Classical learning fills two needs with one deed by engineering your mind to love learning. For example, reading entertaining stories to build reading skills while the tales also give lessons on another subject such as math. Classical education is not a new teaching technique, but a tried and true approach that develops learning skills and character building attributes also referred to as leadership training. There are three universal components to classical learning: grammar, logic, and rhetoric. The critical objective of classical learning is to engage students to become lifelong learners by creating a passion for learning.
Some of the traditional classical education includes the study of Latin and Greek to enable reading of not translated great works. A keystone of this teaching style is to use classic books that nurture their character and build virtue to help children think well. In non-secular environments, this includes the Bible and other religious teachings. Parents and teachers alike can prepare children to be passionate learners early in their development. Is it ever too early to foster a love of learning?
In general, the grammar phase is the first phase for ages 1 to 4 years old. In this stage, you begin to introduce fun songs, counting, alphabet, drawing, and vocabulary to start teaching language and writing. Simply put, showing them the facts. You will notice a lot of the children’s stories rhyme and tend to have a rhythm to help children enjoy learning. Kids are sponges that love to learn, so why not have fun? Another area taught during this phase is virtue and character building, or to “think well.” Learning right and wrong is expanded in the second-phase by introducing some fundamental books. Those great works might be old-fashioned but are still relevant.

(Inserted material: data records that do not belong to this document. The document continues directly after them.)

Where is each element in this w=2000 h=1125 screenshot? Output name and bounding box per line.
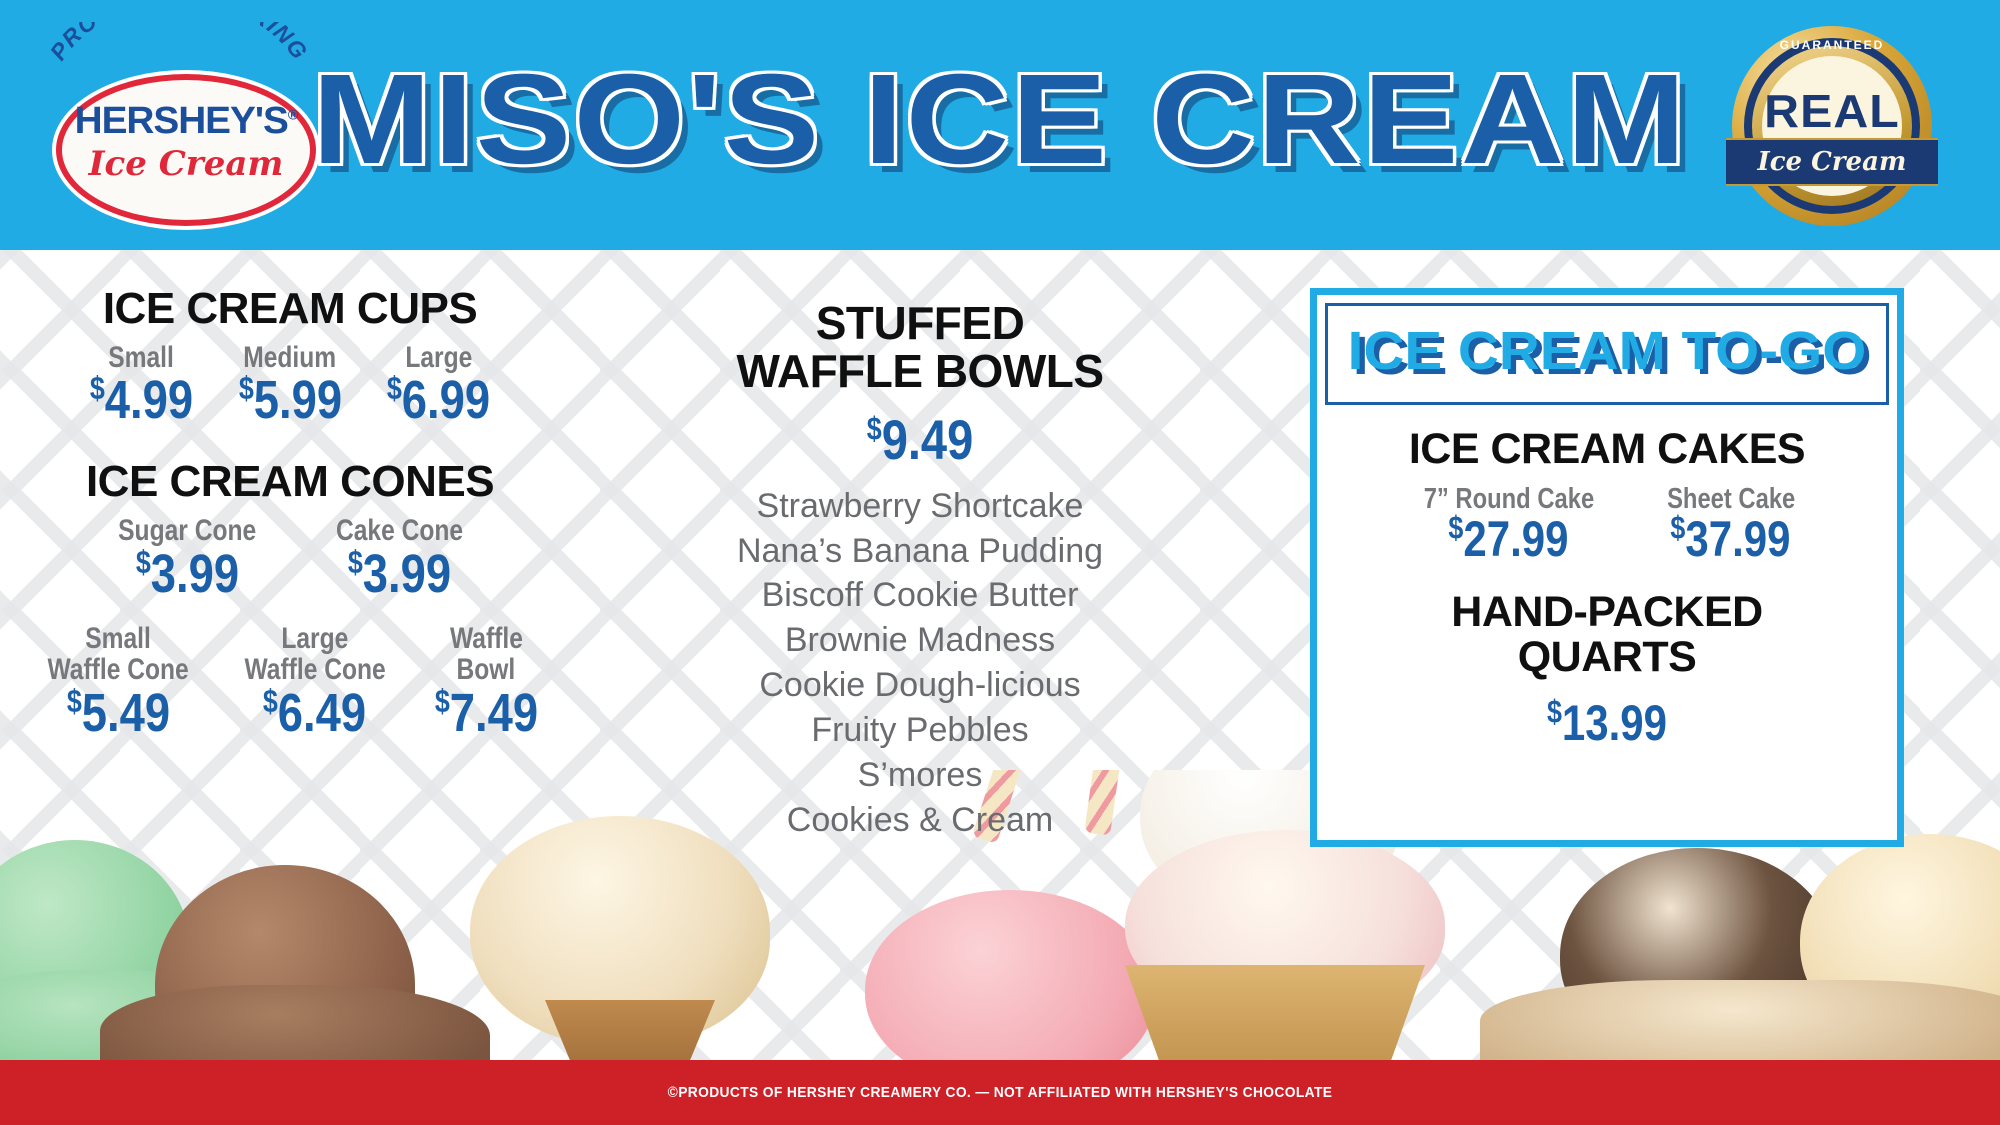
footer-bar: ©PRODUCTS OF HERSHEY CREAMERY CO. — NOT … — [0, 1060, 2000, 1125]
ice-cream-cakes-heading: ICE CREAM CAKES — [1327, 427, 1887, 472]
price-value: 27.99 — [1464, 511, 1569, 567]
price-value: 37.99 — [1686, 511, 1791, 567]
currency-symbol: $ — [263, 683, 278, 719]
currency-symbol: $ — [1449, 510, 1464, 546]
large-waffle-cone-label-line2: Waffle Cone — [244, 654, 385, 686]
ice-cream-to-go-title: ICE CREAM TO-GO — [1314, 320, 1900, 382]
small-waffle-cone-label-line1: Small — [86, 623, 152, 655]
left-menu-column: ICE CREAM CUPS Small $4.99 Medium $5.99 … — [20, 286, 560, 740]
ice-cream-to-go-panel: ICE CREAM TO-GO ICE CREAM CAKES 7” Round… — [1310, 288, 1904, 847]
cup-medium-price: $5.99 — [238, 373, 341, 427]
currency-symbol: $ — [348, 544, 363, 580]
large-waffle-cone-price: $6.49 — [263, 686, 366, 740]
price-value: 9.49 — [882, 408, 974, 471]
price-value: 5.99 — [253, 370, 341, 430]
price-value: 6.99 — [402, 370, 490, 430]
price-value: 3.99 — [151, 544, 239, 604]
currency-symbol: $ — [867, 410, 882, 446]
price-value: 5.49 — [82, 683, 170, 743]
currency-symbol: $ — [238, 370, 253, 406]
price-value: 4.99 — [104, 370, 192, 430]
cup-large-label: Large — [405, 342, 472, 374]
ice-cream-to-go-header-box: ICE CREAM TO-GO — [1325, 303, 1889, 405]
flavor-item: Brownie Madness — [600, 618, 1240, 663]
price-item-round-cake: 7” Round Cake $27.99 — [1405, 484, 1613, 564]
stuffed-waffle-bowls-heading-line2: WAFFLE BOWLS — [600, 348, 1240, 396]
cake-cone-price: $3.99 — [348, 547, 451, 601]
flavor-item: S’mores — [600, 753, 1240, 798]
flavor-item: Biscoff Cookie Butter — [600, 573, 1240, 618]
flavor-item: Cookie Dough-licious — [600, 663, 1240, 708]
ice-cream-cups-price-row: Small $4.99 Medium $5.99 Large $6.99 — [20, 342, 560, 428]
cup-large-price: $6.99 — [387, 373, 490, 427]
flavor-item: Fruity Pebbles — [600, 708, 1240, 753]
hand-packed-quarts-heading-line1: HAND-PACKED — [1327, 590, 1887, 635]
price-item-cake-cone: Cake Cone $3.99 — [322, 515, 477, 601]
price-item-large-waffle-cone: Large Waffle Cone $6.49 — [229, 623, 401, 740]
stuffed-waffle-bowls-flavor-list: Strawberry Shortcake Nana’s Banana Puddi… — [600, 484, 1240, 843]
footer-disclaimer-text: ©PRODUCTS OF HERSHEY CREAMERY CO. — NOT … — [80, 1060, 1920, 1125]
ice-cream-cones-price-row: Sugar Cone $3.99 Cake Cone $3.99 — [20, 515, 560, 601]
round-cake-price: $27.99 — [1449, 514, 1569, 564]
stuffed-waffle-bowls-heading-line1: STUFFED — [600, 300, 1240, 348]
currency-symbol: $ — [89, 370, 104, 406]
cup-small-label: Small — [108, 342, 174, 374]
strawberry-scoop-photo — [865, 890, 1155, 1075]
currency-symbol: $ — [1547, 693, 1562, 729]
sugar-cone-price: $3.99 — [136, 547, 239, 601]
guaranteed-real-ice-cream-badge: GUARANTEED REAL Ice Cream — [1732, 26, 1932, 226]
badge-ribbon: Ice Cream — [1726, 138, 1938, 186]
price-item-sugar-cone: Sugar Cone $3.99 — [103, 515, 271, 601]
small-waffle-cone-price: $5.49 — [67, 686, 170, 740]
digital-menu-board: PROUDLY FEATURING HERSHEY'S® Ice Cream M… — [0, 0, 2000, 1125]
cup-medium-label: Medium — [244, 342, 337, 374]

The second phase is the logic phase, where they begin to learn more facts because they always ask “why” and build upon their fundamental skills acquired in the grammar phase. The age range of the pupils is 5 to 8 years old. Students expand on their basic facts and knowledge to break ground to examine critically. Cognitively, they are beginning to question ideas and problem solving, also known as conceptual or human knowledge. It is a challenging age to teach because they think they know everything. Instead of becoming frustrated and exhausted with persistent questions, take advantage of it and ride the wave of their curiosity. Give them all the exciting facts they can absorb. It takes crafty engagement to rouse their interest to question their logic and think beyond themselves. They need to develop from a knowledgeable person to an understanding person. Children continue problem-solving in the last phase, called rhetoric, sometimes referred to as tertiary education.
The teenage years are the rhetoric phase of classical education, also called leadership education. During 9th grade to 12th-grade, the lecture hones in on students’ emotional nature. Pupils begin to uses their passion and their desire to communicate and analyze. Therefore, teaching them to problem-solve. Teens also ask lots of “why” since they want to know how the information you are providing them applies to their world. Classical education is language-centered and helps students to communicate impressively.
Many great works are applied to a pupil’s education in any one of the three phases. These are just a few of the cherished authors that continue to keep giving: Aristotle, Plato, C.S. Lewis, Thomas Jefferson, Louisa Alcott Shakespeare, Charles Dickens, Mark Twain, St Augustine, and Martin Luther. Of course, do not forget the Holy Bible. Modern classical education models omit religion and just add the subjects of Latin and Greek to the curriculum. Accessing these great books is the design of the leadership learning theory, but you must start somewhere first. The best places to start are at a tender age as you introduce some fun and playful books to create a hunger for learning. Bedtime stories are a great way to begin presenting reading that is entertaining but also develops basic math principles. Keep it simple and just start with facts. Here are some excellent classical books to get you started on your journey to classical learning.
6 Bed Time Stories That Are Not Just Learning but Enjoying Math
- Counting Crocodiles, by Judy Sierra
A clever little monkey uses counting to keep him from becoming lunch. He beguiles a sea full of crocodiles to assist him in retrieving his beloved bananas from a distant island. All the while, there is teaching and counting throughout the endearing tale.
- The Grapes of Math, By Greg Tang
A delightful rhyming book to enjoy counting and learning about the world around them. Introducing new subjects every couple of pages with charming rhymes and lots of fun.
- Ten Apples Up On Top, by Theo. LeSieg
Three competitive friends try to balance apples on their head and do a variety of tricks to show each other up. Children are oblivious to all the counting because they are too busy being charmed by all the antics occurring on the pages.
- What’s Your Angle Pythagoras, by Julie Ellis
An imaginative story that shows how to problem solve using a right triangle. Young Pythagoras is dismissed by all the adults in his life when he tells them the solution to their private dilemmas. Nonetheless, he persists until he discovers a theory that will solve endless problems.
- Math Curse, By Jon Scieszka and Phillis Hor
What if math class takes a turn for the worst, and starts to feel like a curse? One student realizes that math is everywhere! How can this be? Everything seems to be a math problem? The perfect way to teach your children math is valuable and can be used in many ways, even if you’re not a mathematician.
- Whole-y Cow Fraction Fun, by Taryn Souders
Introduce fractions with this engaging story of a silly cow that decided it’s not going to stay in the barn today, but would instead go out and have some adventures and play.